Os Achak encararam aquelas meninas tão diferentes entre si, mas iguais de um jeito único. Eram um trio improvável: uma diferença de dois anos as separava, mas todas haviam nascido no mesmo dia. Os Achak começaram a se perguntar se tal peculiaridade tinha algo a ver com os dons delas, como um fio que as amarrava. Porque os poderes das meninas prometiam grandeza, mas de devastação ou de salvação? A pergunta permaneceu sem resposta.

Elas trarão problemas, pensou a irmã, dirigindo-se ao irmão.

Graças aos deuses perdidos, respondeu ele.
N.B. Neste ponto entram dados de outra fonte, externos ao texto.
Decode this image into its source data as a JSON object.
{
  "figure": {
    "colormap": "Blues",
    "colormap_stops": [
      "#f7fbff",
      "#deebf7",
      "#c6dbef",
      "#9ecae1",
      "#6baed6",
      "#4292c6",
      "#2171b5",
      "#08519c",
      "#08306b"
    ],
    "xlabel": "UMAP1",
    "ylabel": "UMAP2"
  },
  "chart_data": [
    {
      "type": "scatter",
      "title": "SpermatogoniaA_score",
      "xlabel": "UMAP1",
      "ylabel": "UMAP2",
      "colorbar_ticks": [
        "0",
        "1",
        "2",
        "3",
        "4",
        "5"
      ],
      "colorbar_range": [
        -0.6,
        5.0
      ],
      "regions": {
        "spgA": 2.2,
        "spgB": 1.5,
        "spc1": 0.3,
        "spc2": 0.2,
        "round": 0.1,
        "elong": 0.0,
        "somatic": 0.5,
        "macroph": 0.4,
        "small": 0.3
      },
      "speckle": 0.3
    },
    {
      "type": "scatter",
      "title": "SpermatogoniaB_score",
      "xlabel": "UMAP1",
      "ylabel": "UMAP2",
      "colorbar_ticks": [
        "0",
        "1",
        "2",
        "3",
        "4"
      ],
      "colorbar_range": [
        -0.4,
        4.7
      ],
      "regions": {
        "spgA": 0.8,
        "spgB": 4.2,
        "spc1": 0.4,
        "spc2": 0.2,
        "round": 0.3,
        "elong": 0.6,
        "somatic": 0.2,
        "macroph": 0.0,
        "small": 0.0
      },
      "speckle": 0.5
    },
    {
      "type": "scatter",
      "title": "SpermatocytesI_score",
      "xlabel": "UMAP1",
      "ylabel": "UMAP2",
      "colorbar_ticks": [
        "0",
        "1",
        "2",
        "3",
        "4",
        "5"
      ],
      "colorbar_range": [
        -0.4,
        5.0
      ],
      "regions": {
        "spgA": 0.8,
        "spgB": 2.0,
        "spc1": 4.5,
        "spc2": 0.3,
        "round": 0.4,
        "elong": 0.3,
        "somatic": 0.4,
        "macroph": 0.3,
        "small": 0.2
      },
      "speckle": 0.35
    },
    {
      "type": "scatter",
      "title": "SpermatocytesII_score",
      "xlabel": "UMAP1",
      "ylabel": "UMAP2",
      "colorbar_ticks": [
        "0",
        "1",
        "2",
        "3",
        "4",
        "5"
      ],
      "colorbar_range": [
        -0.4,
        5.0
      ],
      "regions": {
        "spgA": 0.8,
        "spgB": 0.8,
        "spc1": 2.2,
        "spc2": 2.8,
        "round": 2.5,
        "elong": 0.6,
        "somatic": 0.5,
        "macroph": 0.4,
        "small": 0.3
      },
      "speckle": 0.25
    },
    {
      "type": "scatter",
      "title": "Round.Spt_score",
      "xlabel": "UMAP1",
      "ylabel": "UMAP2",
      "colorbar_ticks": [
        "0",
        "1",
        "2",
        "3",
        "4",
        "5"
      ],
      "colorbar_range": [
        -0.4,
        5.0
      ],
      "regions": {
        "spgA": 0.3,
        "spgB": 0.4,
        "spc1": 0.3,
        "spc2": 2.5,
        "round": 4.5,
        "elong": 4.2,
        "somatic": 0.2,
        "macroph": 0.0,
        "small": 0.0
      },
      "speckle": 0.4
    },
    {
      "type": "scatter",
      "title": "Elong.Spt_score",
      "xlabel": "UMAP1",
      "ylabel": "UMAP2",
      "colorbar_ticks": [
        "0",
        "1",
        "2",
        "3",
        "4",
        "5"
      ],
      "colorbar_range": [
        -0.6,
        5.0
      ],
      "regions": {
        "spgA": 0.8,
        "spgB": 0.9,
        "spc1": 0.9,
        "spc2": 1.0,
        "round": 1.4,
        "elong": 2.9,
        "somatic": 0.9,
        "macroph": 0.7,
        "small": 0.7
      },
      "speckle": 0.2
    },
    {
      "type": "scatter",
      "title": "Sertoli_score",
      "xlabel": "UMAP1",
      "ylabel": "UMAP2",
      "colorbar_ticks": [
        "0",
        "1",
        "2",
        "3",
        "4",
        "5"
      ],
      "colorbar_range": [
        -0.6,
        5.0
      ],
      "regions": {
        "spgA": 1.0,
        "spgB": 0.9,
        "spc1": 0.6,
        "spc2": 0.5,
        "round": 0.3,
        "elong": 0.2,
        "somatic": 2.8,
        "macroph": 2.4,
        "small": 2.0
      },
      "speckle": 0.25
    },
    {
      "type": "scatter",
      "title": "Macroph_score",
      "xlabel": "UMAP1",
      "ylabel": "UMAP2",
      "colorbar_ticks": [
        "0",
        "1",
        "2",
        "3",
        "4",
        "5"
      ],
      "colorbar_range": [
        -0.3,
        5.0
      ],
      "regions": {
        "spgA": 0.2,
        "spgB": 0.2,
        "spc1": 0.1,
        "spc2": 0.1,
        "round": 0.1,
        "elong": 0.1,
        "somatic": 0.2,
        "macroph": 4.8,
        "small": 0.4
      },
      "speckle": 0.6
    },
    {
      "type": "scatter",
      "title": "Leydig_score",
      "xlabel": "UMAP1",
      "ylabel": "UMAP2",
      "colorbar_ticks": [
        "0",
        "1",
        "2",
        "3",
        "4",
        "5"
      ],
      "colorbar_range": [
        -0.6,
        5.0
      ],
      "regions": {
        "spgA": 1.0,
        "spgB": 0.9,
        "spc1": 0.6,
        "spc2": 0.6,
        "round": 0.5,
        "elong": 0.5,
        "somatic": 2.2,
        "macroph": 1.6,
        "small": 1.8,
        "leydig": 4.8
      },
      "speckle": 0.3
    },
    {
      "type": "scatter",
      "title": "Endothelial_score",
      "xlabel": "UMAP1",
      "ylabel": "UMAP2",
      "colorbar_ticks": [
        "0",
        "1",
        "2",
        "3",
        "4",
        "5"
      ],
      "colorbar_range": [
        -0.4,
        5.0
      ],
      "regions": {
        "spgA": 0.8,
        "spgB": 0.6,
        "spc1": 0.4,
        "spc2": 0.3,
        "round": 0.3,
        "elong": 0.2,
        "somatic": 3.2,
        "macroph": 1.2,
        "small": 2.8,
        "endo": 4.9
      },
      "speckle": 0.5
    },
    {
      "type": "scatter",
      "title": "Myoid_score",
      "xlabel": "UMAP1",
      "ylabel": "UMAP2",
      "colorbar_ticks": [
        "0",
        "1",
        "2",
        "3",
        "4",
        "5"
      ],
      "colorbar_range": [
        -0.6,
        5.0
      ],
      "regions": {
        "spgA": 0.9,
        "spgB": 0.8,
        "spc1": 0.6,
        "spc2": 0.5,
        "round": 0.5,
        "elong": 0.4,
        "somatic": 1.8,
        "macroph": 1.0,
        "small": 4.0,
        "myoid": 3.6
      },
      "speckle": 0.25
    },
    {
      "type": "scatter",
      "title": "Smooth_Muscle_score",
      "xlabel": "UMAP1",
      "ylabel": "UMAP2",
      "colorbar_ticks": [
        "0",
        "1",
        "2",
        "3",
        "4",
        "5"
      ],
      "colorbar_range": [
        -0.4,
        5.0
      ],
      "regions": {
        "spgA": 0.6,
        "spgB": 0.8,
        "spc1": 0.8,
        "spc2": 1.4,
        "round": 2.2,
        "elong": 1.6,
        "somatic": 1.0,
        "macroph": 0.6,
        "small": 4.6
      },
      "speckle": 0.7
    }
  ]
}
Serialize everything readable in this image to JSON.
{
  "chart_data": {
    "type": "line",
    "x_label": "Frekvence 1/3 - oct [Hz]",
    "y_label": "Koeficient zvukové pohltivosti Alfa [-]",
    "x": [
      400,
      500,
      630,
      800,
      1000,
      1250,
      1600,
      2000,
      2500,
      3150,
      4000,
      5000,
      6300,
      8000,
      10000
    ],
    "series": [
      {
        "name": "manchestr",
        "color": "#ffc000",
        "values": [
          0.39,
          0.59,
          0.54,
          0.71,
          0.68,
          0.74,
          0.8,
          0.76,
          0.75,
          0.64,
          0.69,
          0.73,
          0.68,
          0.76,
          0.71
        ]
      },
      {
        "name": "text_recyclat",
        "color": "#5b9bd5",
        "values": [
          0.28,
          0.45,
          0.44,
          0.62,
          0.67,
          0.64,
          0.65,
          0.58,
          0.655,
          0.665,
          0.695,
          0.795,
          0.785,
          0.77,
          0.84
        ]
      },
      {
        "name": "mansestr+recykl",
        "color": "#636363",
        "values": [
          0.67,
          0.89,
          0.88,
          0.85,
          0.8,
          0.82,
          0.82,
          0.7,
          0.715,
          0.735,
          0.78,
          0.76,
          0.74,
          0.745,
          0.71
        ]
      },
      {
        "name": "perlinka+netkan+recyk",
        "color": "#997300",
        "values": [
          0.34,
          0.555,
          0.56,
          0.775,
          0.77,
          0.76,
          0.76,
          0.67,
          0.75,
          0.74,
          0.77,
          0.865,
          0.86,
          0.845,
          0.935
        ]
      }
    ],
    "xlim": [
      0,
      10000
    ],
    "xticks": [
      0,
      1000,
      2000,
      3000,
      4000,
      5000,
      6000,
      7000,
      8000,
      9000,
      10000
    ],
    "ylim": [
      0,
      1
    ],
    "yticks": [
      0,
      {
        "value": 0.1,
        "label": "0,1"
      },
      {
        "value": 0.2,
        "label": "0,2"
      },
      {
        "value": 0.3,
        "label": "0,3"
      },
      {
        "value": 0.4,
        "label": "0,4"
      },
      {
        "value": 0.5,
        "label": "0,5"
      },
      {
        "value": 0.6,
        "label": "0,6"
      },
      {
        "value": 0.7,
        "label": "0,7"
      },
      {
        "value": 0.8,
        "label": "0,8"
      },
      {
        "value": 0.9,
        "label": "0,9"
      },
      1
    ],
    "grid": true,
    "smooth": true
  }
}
– A maioria das coisas desse mundo podem ser obtidas, meus doces –disseram os Achak, virando-se para encostar a mão na parede de ônix atrás deles, com Larkyra empoleirada em sua cintura. – E as que não podem… só precisam ser encontradas através de uma porta, que as levará até outra. – Enquanto o irmão falava, um grande círculo brilhante foi talhado na pedra escura. Ardeu em chamas, com uma luz branca e cegante, até que o gêmeo ergueu a mão e outro túnel se revelou. Havia uma nesga de luz no final. – Agora, que tal acompanharmos vocês até em casa?

As meninas fizeram que sim ao mesmo tempo, encantadas com os truques dos novos amigos. Com um sorriso contido, os Achak mostraram o caminho para elas, passando pelos gemidos abafados dos prisioneiros e deixando para trás as lembranças de sangue, vísceras e coisas terríveis. No lugar, preencheram os pensamentos das meninas com histórias que cintilavam de aventuras e prometiam sonhos sombrios e deliciosos. Contaram uma lenda da própria fortuna das irmãs, que começava no instante em que a mais nova das meninas abria a boca para cantar.